6.Where an owner of the underlying assets within the past
five years has been an related party of the Company, the
announcement shall also include the date and price of
acquisition and disposal by the related party, and its
relationship to the Company at the time of the transaction:NA
7.Matters related to the current disposal of creditors’
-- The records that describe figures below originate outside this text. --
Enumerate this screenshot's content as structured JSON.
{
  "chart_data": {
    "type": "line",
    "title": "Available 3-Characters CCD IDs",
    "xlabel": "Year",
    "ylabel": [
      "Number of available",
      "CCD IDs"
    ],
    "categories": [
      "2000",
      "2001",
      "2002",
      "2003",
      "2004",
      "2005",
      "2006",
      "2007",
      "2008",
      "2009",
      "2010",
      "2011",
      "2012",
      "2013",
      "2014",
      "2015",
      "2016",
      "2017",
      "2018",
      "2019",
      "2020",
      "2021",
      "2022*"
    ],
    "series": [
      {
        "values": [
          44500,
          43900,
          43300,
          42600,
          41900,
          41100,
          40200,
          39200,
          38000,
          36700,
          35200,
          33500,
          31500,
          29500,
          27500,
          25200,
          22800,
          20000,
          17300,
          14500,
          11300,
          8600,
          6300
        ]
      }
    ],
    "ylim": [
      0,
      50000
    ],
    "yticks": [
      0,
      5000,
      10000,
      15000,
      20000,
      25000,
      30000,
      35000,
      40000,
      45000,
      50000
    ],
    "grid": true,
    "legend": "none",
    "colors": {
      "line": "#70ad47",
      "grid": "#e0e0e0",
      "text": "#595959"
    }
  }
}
rights (including types of collaterals of the disposed
creditor’s rights; if creditor’s rights over a related
party, announcement shall be made of the name of the
related party and the book amount of the creditor's
rights, currently being disposed of, over such related
party:NA
8.Profit or loss from the disposal (not applicable in
cases of acquisition of securities) (where originally
deferred, the status of recognition shall be listed and
explained):Profit from disposal NT$29,376,000
9.Terms of delivery or payment (including payment period
and monetary value), restrictive covenants in the contract,
and other important terms and conditions:
payment period:Annotation
monetary value:NT$127,296,000
10.The manner in which the current transaction was
decided, the reference basis for the decision on price,
and the decision-making unit:
The transaction price was entrusted to an external expert to conduct a
corporate evaluation report.And ask the accountant to issue an opinion
on the reasonableness of the transaction price
the decision-making unit:The company Board of Directors and
Extraordinary Shareholders Meeting
11.Net worth per share of the Company’s underlying securities
acquired or disposed of:NT$9.27
12.Cumulative no.of shares held (including the current
transaction), their monetary value, shareholding percentage,
and status of any restriction of rights (e.g., pledges),
as of the present moment:
DYNAMIC MEDICAL TECHNOLOGIES INC. holds 7,344,008 shares,NT$90,633 thousand
,Shareholding ratio 60%
13.Ratio of securities investment (including the current
transaction) to the total assets and shareholder’s equity
of the parent company on the latest financial statements,
and the operating capital on the latest financial statements,
as of the present moment:
(1)0.10%,(2)0.19%,(3)NT$821,122 thousand
14.Broker and broker’s fee:NA
15.Concrete purpose or use of the acquisition or disposal:
EXCELSIOR BEAUTY CO.,LTD. after evaluating the feasibility of future
operational expansion and financial status,plan to dispose of CYJ
INTERNATIONAL TAIWAN INC. to focus on its main business and improve financial
efficiency.
16.Whether the directors expressed any objection to the current
transaction:NA
17.Whether the counterparty of the current transaction
is a related party:Yes
18.Date of the Board of Directors’ resolution:2023/11/07
19.Date of ratification by supervisors or approval by
the Audit Committee:2023/11/07
20.Whether the CPA issued an opinion on the unreasonableness
regarding the current transaction:Yes
21.Name of the CPA firm:Sun Rise United CPA Firm
22.Name of the CPA:Chen Liwen CPA
23.License no.of the CPA:No. 4729
24.Any other matters that need to be specified:
DYNAMIC MEDICAL TECHNOLOGIES INC., the transaction object in this case,
is a related party. In order to take into account the rights and interests
of other shareholders of EXCELSIOR BEAUTY CO.,LTD.,EXCELSIOR BEAUTY CO.,LTD.
will hold a separate extraordinary shareholder meeting to discuss.